Hello Edward,
I suspect what you're seeing is caused by the fact that the maximum size
enforcement happens at the client-server packet communication level, not
on inspection of specific parts of the payload, such as the data buffer of
the znode. Other parts of the payload, such as the path, would be a
contributing factor too.
If you're in a bind, then a potential workaround is to tune the
configuration of jute.maxbuffer as described in the administrator guide.
However, this usually comes with a disclaimer that ZooKeeper is better
suited to smaller data storage, so you might want to consider if your
application can be changed to do something different.
http://zookeeper.apache.org/doc/r3.4.6/zookeeperAdmin.html
The behavior of jute.maxbuffer is a common source of confusion. As you
pointed out, the Javadoc makes it sound like the limit is enforced solely
on the znode data contents.
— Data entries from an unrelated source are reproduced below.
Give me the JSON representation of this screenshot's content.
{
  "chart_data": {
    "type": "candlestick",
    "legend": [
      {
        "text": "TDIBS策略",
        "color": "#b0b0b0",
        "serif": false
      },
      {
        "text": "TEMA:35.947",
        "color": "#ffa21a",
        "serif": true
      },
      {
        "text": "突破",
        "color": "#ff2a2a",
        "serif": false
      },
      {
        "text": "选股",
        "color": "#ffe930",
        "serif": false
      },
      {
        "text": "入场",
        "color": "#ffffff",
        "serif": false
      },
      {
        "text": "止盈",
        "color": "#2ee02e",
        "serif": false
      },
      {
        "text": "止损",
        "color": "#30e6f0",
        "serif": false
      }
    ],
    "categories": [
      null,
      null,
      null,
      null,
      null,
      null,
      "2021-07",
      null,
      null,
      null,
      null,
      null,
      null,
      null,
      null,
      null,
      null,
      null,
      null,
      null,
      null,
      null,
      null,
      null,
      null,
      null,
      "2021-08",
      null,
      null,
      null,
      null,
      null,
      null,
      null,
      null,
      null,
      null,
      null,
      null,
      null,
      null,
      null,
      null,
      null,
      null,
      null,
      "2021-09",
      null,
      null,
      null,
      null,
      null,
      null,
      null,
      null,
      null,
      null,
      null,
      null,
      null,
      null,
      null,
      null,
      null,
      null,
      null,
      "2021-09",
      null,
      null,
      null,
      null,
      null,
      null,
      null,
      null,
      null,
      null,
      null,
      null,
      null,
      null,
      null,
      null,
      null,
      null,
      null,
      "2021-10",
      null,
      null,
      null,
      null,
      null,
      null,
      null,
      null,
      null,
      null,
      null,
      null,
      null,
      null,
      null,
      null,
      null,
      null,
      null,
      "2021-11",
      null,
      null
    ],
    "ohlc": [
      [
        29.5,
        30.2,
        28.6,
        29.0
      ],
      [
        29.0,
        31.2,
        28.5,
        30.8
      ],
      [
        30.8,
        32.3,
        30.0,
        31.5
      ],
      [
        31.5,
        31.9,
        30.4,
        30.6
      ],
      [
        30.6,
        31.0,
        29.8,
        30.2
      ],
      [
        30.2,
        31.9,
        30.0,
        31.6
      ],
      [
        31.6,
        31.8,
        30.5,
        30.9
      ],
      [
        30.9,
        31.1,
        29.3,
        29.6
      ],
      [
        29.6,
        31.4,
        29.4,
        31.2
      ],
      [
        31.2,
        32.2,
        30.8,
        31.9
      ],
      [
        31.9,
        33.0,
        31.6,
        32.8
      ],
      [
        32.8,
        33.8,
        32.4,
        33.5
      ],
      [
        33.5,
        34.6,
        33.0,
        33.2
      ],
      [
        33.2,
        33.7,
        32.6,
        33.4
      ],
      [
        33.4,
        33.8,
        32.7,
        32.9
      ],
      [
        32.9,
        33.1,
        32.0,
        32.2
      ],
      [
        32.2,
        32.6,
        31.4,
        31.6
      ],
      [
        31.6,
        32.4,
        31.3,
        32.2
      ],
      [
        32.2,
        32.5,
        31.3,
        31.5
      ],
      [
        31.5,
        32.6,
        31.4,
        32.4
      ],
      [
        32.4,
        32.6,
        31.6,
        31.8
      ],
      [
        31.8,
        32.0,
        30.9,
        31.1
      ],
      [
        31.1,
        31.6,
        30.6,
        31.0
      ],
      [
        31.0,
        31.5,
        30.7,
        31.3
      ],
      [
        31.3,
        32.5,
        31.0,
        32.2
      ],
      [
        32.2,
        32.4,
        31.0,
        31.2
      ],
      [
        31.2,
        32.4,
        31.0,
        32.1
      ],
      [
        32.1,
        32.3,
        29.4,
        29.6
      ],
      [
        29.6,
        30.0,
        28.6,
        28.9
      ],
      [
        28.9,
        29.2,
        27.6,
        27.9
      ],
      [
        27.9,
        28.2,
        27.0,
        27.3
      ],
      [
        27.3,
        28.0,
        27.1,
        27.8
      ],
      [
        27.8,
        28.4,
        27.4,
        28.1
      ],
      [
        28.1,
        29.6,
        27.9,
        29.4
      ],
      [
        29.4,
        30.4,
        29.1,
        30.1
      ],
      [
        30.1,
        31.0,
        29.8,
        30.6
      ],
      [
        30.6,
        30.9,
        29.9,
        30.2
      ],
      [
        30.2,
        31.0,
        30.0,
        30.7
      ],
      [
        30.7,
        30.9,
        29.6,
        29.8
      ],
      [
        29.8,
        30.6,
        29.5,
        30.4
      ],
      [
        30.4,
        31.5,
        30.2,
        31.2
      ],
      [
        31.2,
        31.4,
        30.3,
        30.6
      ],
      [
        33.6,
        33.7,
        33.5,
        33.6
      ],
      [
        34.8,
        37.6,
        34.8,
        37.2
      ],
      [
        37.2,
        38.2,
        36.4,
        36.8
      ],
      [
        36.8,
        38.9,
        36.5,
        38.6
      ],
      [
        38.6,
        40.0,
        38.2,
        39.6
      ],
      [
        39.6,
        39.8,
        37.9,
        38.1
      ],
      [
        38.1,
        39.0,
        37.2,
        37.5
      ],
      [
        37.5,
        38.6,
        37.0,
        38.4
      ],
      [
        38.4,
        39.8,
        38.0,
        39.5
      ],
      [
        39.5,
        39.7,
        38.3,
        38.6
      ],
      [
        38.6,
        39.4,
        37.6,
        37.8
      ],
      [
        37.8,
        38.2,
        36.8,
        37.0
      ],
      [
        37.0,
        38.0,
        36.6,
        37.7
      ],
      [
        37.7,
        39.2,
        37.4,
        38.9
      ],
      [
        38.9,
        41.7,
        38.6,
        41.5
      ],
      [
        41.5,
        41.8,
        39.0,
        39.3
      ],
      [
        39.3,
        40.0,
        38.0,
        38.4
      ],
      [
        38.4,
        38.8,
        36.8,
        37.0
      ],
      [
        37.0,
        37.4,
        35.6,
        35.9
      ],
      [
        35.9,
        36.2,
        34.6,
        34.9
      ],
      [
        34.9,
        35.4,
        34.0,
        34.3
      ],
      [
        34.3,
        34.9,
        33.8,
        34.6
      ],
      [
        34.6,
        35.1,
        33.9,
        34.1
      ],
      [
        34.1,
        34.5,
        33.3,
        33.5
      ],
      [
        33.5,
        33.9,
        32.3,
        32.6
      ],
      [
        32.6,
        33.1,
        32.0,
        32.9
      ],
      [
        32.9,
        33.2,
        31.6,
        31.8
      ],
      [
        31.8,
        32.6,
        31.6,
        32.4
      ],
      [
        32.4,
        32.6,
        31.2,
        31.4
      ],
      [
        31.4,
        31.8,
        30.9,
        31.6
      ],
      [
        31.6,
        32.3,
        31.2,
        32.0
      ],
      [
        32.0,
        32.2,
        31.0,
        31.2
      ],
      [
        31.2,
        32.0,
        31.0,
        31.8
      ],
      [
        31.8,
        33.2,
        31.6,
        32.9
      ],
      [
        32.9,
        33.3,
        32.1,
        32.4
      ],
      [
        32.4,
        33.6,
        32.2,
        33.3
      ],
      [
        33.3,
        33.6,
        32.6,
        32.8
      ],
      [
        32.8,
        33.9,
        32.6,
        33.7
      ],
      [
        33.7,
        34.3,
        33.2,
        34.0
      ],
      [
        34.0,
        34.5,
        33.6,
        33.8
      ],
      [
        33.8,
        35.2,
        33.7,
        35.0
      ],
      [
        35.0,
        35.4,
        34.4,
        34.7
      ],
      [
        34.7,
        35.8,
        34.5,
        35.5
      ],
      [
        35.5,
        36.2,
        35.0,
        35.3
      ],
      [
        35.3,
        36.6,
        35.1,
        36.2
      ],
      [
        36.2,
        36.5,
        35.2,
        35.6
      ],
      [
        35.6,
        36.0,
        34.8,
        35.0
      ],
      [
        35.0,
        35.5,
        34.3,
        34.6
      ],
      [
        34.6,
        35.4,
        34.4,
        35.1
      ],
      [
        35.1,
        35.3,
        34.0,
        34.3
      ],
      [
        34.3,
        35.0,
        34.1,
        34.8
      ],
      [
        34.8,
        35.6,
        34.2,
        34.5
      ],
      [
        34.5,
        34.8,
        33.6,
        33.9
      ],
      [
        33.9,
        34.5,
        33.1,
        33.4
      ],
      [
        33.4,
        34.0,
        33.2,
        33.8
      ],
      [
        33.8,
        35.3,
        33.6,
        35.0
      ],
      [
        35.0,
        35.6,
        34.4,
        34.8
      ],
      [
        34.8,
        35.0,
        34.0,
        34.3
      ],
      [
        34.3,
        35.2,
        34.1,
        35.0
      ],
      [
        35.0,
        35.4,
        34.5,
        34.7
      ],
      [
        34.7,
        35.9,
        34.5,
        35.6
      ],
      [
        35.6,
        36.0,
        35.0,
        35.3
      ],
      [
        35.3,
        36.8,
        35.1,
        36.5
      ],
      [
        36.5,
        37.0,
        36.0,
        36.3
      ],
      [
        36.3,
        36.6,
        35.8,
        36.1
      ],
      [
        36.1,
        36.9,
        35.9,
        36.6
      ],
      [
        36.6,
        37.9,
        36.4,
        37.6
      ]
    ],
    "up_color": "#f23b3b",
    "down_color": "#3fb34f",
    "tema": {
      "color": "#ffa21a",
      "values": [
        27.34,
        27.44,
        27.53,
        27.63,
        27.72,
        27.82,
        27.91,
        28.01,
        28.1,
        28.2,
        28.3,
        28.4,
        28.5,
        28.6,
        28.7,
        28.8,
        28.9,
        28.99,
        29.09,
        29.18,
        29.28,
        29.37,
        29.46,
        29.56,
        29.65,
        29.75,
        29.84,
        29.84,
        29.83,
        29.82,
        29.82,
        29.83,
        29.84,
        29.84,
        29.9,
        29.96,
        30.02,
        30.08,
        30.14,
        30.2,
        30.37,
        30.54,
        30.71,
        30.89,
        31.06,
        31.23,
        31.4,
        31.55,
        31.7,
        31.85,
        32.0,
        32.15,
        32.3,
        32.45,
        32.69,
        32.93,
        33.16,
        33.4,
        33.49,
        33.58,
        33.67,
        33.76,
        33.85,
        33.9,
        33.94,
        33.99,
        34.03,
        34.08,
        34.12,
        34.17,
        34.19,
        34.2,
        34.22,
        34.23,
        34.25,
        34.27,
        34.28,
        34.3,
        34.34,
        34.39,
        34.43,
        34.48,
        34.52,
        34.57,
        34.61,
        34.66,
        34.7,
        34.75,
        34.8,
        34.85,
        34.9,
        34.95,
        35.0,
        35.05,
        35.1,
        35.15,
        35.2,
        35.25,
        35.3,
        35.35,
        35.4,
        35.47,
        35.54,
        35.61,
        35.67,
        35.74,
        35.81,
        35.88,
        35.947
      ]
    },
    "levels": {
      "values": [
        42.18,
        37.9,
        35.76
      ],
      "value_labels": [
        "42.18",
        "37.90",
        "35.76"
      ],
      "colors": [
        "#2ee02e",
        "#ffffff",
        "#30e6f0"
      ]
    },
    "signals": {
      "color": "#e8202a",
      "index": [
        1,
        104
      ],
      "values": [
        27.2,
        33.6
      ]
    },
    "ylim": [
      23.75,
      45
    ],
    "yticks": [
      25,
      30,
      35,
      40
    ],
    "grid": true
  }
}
ZOOKEEPER-1295 is an open issue that tracks
improving this documentation.
https://issues.apache.org/jira/browse/ZOOKEEPER-1295
I hope this helps.
--Chris Nauroth
On 10/15/15, 11:12 AM, "Edward Capriolo"
<edward.capriolo@huffingtonpost.com> wrote:
>We are running zookeeper-3.4.5
>
>byte[] bytes = new byte[1048576];
> zookeeper.create("/test_max", bytes);
>
>-> connection loss exception
>
>byte[] bytes = new byte[1048576-100];
> zookeeper.create("/test_max", bytes);
>-> works
>According to the documentation
>http://zookeeper.apache.org/doc/r3.4.5/api/org/apache/zookeeper/ZooKeeper.
>html
>The maximum allowable size of the data array is 1 MB (1,048,576 bytes).
>Arrays larger than this will cause a KeeperExecption to be thrown.